Las repercusiones se han extendido por todo el mundo a raíz de la iniciativa de Estados Unidos: Europa, ante la avalancha de vehículos eléctricos chinos baratos, ha impuesto aranceles de hasta el 35 % tras una investigación antisubvenciones. Las conversaciones incluso han derivado en un sistema de precios mínimos de importación en lugar de aranceles. Como era de esperar, China ha amenazado con tomar represalias contra las marcas de lujo europeas, mientras que los expertos advierten de que los aranceles pueden ralentizar la transición ecológica de la UE al aumentar los precios.
Ya no se trata de un mercado libre: los automóviles se consideran activos estratégicos, el equivalente en el siglo XXI a la construcción naval o el acero. Quien controle las cadenas de suministro, en particular las de baterías para vehículos eléctricos y la extracción de litio, controlará no solo el futuro de la industria, sino también una importante palanca del poder nacional.
Los resultados son visibles. En julio de 2025, las ventas de Tesla en el Reino Unido se desplomaron casi un 60 %, mientras que las entregas del gigante chino BYD se cuadruplicaron. Europa respondió hablando de nuevos aranceles. Gran Bretaña no hizo nada. En esta contienda asimétrica, nuestro mercado corre el riesgo de convertirse en una sala de exposición para los productores extranjeros, subvencionando a ambas partes de la guerra comercial sin defender la nuestra.
El verdadero peligro no es simplemente que Gran Bretaña pierda fábricas, lo cual sería lamentable, sino que surgen nuevas industrias continuamente. El peligro surge si Gran Bretaña interpreta erróneamente la geopolítica del momento. Los responsables políticos dan por sentado que la globalización sigue funcionando según principios liberales, cuando en realidad la competencia industrial se ha convertido en algo abiertamente político.
Si el Gobierno sigue abordando esto como una obra moralista sobre las «obligaciones ecológicas» en lugar de como una contienda de estrategias respaldadas por el Estado, Gran Bretaña se verá superada por rivales dispuestos a jugar sucio. La ingenuidad de este Gobierno en el ámbito geopolítico ya está a la vista: solo hace falta un actor sin escrúpulos para aprovecharse de ella.

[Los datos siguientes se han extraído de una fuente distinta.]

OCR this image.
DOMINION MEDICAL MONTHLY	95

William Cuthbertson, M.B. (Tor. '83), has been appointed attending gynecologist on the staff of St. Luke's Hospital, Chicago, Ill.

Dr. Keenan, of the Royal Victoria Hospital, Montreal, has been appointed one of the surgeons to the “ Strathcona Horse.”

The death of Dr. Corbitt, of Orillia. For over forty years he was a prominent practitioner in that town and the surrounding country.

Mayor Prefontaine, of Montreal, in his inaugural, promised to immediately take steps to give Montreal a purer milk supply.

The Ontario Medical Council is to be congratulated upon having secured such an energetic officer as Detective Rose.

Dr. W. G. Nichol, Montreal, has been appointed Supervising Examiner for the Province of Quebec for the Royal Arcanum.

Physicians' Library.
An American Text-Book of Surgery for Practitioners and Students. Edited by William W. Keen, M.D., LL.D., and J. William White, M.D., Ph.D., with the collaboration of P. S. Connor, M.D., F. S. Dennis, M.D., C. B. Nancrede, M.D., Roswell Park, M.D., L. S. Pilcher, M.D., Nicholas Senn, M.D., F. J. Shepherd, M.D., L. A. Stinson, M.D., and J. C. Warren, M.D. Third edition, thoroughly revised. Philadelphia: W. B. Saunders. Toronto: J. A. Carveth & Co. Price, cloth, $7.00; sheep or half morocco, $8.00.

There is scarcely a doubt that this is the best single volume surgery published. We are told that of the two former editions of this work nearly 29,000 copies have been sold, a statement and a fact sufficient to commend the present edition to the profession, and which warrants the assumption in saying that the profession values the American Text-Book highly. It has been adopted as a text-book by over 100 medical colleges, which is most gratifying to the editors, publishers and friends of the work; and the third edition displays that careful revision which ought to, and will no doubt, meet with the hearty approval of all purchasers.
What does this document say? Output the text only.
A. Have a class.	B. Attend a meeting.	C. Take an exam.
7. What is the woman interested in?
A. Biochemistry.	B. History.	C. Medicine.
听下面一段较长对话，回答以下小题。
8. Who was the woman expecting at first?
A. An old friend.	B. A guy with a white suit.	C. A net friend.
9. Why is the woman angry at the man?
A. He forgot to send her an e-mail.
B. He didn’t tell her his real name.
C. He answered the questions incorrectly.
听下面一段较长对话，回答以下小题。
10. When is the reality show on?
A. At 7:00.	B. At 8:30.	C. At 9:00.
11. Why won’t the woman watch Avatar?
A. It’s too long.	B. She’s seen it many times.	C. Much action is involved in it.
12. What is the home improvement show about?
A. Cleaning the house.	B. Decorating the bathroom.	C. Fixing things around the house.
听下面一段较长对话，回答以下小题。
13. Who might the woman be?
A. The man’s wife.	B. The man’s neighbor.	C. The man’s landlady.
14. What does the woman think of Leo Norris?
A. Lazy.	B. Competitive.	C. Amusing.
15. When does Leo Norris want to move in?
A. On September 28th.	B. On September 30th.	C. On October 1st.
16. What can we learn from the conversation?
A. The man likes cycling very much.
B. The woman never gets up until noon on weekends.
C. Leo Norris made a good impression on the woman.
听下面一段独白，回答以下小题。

Mientras tanto, la industria automovilística británica se está viendo aplastada por el peso de la agenda Net Zero de su propio Gobierno.
La distorsión interna más evidente proviene de las propias políticas Net Zero del Gobierno. Los ministros han decretado que los coches de gasolina y diésel deben desaparecer para 2035, con cuotas que obligan a los fabricantes a vender proporciones cada vez mayores de vehículos eléctricos mucho antes de que los clientes estén preparados, una decisión impuesta por el Gobierno actual, pero tomada por su predecesor.
Sobre el papel, parece un avance. Casi uno de cada cinco coches nuevos vendidos en Gran Bretaña el año pasado era eléctrico. En junio de 2025, la cifra alcanzó brevemente el 25 %. Pero si se excluyen las compras de flotas y las subvenciones, la demanda privada es anémica. Solo alrededor de uno de cada diez vehículos eléctricos fue comprado por un hogar privado.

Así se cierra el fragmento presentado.